Namun, persoalannya kemudian adalah sejauh mana reshuffle tersebut benar-benar dimaksudkan sebagai evaluasi kinerja kabinet. Jika pemerintah ingin menggunakan reshuffle untuk memperbaiki kinerja, Jamiluddin menilai evaluasi semestinya tidak berhenti pada Menteri Keuangan. Apalagi, tuntutan perubahan juga mengemuka terhadap sejumlah menteri lain di tengah ketidakpuasan publik terhadap kinerja pemerintah.

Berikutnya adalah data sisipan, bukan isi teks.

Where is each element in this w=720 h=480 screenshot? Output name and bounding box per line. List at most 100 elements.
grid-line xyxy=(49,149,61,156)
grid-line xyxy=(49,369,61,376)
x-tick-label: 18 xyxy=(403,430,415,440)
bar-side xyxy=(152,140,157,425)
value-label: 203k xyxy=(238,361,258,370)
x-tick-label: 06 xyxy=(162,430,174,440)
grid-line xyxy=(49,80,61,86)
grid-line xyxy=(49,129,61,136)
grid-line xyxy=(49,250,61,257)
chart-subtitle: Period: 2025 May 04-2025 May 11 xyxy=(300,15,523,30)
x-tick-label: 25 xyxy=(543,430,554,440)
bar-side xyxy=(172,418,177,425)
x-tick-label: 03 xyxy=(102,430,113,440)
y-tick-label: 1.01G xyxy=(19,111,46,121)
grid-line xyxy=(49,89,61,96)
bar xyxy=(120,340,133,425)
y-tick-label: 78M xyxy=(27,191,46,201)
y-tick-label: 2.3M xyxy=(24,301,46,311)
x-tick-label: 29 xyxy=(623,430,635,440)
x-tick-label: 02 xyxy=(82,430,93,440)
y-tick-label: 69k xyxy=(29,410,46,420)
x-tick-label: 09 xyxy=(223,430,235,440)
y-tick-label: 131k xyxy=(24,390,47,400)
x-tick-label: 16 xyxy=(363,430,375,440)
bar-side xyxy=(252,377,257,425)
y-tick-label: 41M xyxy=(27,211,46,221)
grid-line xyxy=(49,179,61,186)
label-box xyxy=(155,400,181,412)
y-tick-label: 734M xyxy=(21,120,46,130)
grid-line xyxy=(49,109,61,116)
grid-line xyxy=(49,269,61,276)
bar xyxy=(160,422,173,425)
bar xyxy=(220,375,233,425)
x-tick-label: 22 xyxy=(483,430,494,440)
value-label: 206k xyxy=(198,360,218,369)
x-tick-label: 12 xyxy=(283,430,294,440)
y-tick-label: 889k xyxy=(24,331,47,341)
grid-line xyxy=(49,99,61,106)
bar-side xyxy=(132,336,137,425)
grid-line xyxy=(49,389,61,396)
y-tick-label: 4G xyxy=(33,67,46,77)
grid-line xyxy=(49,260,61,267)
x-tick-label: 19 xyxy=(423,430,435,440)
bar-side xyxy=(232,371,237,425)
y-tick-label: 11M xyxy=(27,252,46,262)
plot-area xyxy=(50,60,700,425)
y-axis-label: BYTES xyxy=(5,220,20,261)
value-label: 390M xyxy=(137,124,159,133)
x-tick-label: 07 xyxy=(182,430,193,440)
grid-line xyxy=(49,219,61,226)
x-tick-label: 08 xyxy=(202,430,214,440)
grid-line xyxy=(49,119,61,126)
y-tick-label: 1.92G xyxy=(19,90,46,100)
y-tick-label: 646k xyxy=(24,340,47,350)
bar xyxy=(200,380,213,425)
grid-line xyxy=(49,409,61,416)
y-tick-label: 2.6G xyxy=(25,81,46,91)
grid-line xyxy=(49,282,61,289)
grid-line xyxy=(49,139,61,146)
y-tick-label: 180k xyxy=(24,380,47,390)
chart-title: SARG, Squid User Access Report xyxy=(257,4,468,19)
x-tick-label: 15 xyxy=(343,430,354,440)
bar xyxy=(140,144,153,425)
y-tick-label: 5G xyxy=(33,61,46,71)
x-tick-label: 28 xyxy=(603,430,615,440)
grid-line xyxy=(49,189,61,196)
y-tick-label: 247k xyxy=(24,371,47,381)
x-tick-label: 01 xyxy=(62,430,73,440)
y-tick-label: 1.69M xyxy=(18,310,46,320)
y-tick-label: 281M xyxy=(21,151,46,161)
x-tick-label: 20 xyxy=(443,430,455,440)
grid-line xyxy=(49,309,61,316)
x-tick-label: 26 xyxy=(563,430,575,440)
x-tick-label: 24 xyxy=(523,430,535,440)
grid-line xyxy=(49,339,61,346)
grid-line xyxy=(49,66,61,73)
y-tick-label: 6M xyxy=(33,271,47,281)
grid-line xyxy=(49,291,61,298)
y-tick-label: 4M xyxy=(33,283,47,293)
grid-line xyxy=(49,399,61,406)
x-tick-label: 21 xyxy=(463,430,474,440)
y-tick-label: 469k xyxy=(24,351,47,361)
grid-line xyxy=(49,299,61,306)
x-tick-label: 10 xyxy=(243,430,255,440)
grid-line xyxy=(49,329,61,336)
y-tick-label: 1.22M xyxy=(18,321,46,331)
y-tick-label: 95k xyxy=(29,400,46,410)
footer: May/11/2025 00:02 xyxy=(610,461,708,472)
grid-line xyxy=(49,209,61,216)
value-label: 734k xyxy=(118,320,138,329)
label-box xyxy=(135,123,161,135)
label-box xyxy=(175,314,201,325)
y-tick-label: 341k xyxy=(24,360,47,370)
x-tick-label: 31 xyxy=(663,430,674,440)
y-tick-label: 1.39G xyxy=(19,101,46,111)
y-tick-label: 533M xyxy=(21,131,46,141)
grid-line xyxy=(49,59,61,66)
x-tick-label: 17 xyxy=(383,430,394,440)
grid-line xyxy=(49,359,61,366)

“Dua hal itu bisa saja membuat Prabowo tak berkenan, bahkan marah. Akibatnya, Prabowo terkesan melakukan reshuffle mendadak,” tegasnya.
Jamiluddin menilai masih ada menteri bidang ekonomi yang semestinya masuk dalam evaluasi pemerintah. Ia menyebut Menteri ESDM Bahlil Lahadalia dan Menteri Koordinator Bidang Pangan Zulkifli Hasan. Menurutnya, jika reshuffle dilakukan untuk menjawab tuntutan publik, pergantian seharusnya didasarkan pada evaluasi kinerja yang lebih menyeluruh, bukan hanya menyasar satu pos kementerian.
“Publik memang sudah mengharapkan Prabowo mereshuffle menterinya. Namun sayangnya reshuffle hanya untuk menteri keuangan. Padahal masih banyak menteri bidang ekonomi yang layak di-reshuffle, seperti Menteri ESDM Bahlil dan Menko Pangan Zulkifli Hasan,” ujarnya.
Sorotan serupa, kata Jamiluddin, juga belum menyentuh menteri bidang politik dan penegakan hukum. Kondisi itu membuat reshuffle dinilai belum sepenuhnya memenuhi harapan publik.
“Reshuffle yang dilakukan Prabowo tampaknya belum menyentuh substansi persoalan kabinetnya. Kesannya hanya tambal sulam,” pungkas Jamiluddin.